The Milwaukee Bucks and Detroit Pistons kicked off the 2015 offseason with a trade involving Ersan Ilyasova for Caron Butler and Shawne Williams.

In terms of contracts, Ilyasova has one fully guaranteed year remaining at $7.9 million with a 2016-17 salary that has a very small partial guarantee, while both Butler and Williams are non-guaranteed for next season.

The deal for Detroit: Since Butler’s non-guaranteed year was not worth picking up and Williams does not move the needle much, the Pistons effectively added Ilyasova at the cost of cap space. Assuming those are the final terms, I love the Detroit side of the trade. Ilyasova has flaws defensively but can stretch the floor (shot 44.4 percent and 45.5 percent from three the last two seasons he played 60+ games, though his last two years were much less effective) while rebounding at a reasonable rate. At under $7.9 million with what basically serves as a giant $8.4 million team option for the 2016-17 season when the cap explodes, the Pistons can use him as a below average starter at power forward or a solid rotation big off the bench if they can upgrade either of the next two summers. 

Taking a flyer on Ilyasova without giving up any assets was a better outcome than most of their realistic free agent options in July, even with Greg Monroe almost certaining heading elsewhere as an unrestricted free agent a month from now. Detroit did have cap space to work with if he leaves but not a ton functionally since I doubt they would be willing to push too close to the luxury tax line since Reggie Jackson (who they acquired at the trade deadline) will be getting a big pay raise as well. Taking a chance on a 28-year-old with some good NBA seasons in his somewhat recent past who fits well with Andre Drummond makes a ton of sense for the franchise at this point in their process. If he works, they have a useful piece for one or two seasons who meshes with their core that they acquired for very little and if it does not Ilyasova can be gone without any real damage caused.

Grade for the Pistons: A-

The deal for Milwaukee: Unless they love Shawne Williams, this serves as a salary dump for the Bucks. Realistically, they do not gain a ton of flexibility to add talent by trading Ilyasova but it does clarify the path to keeping Khris Middleton at any salary without worrying at all about the luxury tax for 2015-16. Milwaukee has a ton of money coming off the books next summer and Ilyasova has a very small guarantee for that season so it was more about the short-term in the financial sense.

This move does open up minutes for a surprisingly deep Bucks' front court with Jabari Parker, Giannis Antetokounmpo, John Henson, Zaza Pachulia and Miles Plumlee all deserving of playing time. Even with the departure of Larry Sanders last season, that group can gobble up the PF/C minutes, especially if Jason Kidd sees Giannis getting some time as a power forward defensively. Regardless, a healthy Bucks' team carries enough bodies to make Ilyasova expendable in terms of next season’s squad.

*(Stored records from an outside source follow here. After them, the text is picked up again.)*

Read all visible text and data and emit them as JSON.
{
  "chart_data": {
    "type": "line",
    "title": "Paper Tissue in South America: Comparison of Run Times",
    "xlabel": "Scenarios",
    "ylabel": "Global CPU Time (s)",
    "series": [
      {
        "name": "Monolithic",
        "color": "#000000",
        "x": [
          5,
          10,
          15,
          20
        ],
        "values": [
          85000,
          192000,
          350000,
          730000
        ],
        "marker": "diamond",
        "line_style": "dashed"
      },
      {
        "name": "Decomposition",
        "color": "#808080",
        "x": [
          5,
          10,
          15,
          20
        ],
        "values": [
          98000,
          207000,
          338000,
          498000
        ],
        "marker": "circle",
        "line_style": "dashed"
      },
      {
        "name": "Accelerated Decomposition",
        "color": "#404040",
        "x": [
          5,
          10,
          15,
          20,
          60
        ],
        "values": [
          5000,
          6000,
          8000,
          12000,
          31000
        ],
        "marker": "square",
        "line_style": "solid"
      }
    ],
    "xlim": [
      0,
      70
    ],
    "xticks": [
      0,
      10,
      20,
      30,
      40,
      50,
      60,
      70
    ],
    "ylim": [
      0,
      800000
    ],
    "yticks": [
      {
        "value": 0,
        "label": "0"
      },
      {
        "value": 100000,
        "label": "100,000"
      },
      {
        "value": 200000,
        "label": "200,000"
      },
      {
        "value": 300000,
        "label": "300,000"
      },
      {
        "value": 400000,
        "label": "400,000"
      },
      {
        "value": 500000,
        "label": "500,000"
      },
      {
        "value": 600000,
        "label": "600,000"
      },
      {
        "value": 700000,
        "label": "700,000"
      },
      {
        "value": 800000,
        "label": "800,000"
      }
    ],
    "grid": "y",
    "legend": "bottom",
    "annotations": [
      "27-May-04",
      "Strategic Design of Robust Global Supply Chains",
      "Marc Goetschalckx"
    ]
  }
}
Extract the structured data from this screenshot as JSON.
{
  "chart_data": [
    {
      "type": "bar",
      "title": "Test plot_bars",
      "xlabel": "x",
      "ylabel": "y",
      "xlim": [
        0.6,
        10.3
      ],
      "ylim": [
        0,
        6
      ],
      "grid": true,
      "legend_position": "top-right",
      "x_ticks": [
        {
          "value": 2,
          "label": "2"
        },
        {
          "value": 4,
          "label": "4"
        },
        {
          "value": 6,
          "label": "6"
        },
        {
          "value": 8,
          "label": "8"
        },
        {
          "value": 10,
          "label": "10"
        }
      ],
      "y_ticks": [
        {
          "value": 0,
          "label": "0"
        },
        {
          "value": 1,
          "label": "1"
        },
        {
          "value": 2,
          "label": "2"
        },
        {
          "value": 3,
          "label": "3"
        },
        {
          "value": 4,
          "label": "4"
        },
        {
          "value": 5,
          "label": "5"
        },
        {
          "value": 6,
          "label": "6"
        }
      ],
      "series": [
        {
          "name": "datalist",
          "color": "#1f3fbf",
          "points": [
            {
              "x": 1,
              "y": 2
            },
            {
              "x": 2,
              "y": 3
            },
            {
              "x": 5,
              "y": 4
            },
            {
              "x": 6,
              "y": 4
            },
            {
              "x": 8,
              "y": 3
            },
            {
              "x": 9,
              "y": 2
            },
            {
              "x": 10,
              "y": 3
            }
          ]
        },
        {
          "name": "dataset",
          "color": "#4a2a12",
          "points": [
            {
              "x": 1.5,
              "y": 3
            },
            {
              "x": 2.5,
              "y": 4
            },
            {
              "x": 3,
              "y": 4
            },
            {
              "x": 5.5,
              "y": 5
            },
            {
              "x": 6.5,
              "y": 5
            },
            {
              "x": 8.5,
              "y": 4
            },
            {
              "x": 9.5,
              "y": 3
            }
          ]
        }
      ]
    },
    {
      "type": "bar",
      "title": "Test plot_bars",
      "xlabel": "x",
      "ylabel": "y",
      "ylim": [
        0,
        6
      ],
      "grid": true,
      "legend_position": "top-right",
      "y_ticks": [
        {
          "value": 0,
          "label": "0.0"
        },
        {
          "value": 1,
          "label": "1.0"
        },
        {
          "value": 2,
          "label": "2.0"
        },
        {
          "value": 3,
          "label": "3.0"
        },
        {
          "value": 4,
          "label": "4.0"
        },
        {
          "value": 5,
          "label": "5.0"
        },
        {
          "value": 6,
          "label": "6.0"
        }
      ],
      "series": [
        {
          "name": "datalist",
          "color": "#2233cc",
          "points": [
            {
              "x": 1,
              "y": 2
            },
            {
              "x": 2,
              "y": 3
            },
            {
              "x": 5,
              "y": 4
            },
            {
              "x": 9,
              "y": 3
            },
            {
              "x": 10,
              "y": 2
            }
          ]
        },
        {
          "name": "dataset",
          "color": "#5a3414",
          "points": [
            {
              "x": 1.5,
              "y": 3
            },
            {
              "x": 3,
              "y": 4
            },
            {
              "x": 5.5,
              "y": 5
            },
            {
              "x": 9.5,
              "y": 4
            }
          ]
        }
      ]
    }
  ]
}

He is a better player than that but Milwaukee can replace him with guys they already have, much less if they feel the best player available with the 17th overall pick is a big. 

The feeling I cannot shake is this: The Bucks already had the space they needed for this summer unless they are going to be really ambitious. Middleton’s combination of a low cap hold and an inevitably high salary gives Milwaukee a window to spend, but that feels both unlikely considering the raises coming to their young core in the next few seasons. Trading Ilyasova’s contract opens up the possibility of a salary dump or signing in addition to Middleton but doing better than Ersan may prove difficult since there are so few bad contracts right now. At that price, I feel like Ilyasova was a net positive (albeit a small one), especially considering his non-guaranteed 2016-17 amount. 

One other dynamic of this move that I find noteworthy: this marks the second time the Bucks have acquired Wisconsin native Caron Butler since they turned down taking on his previous big contract with Eric Bledsoe as the sweetener less than two years ago in the JJ Redick sign-and-trade.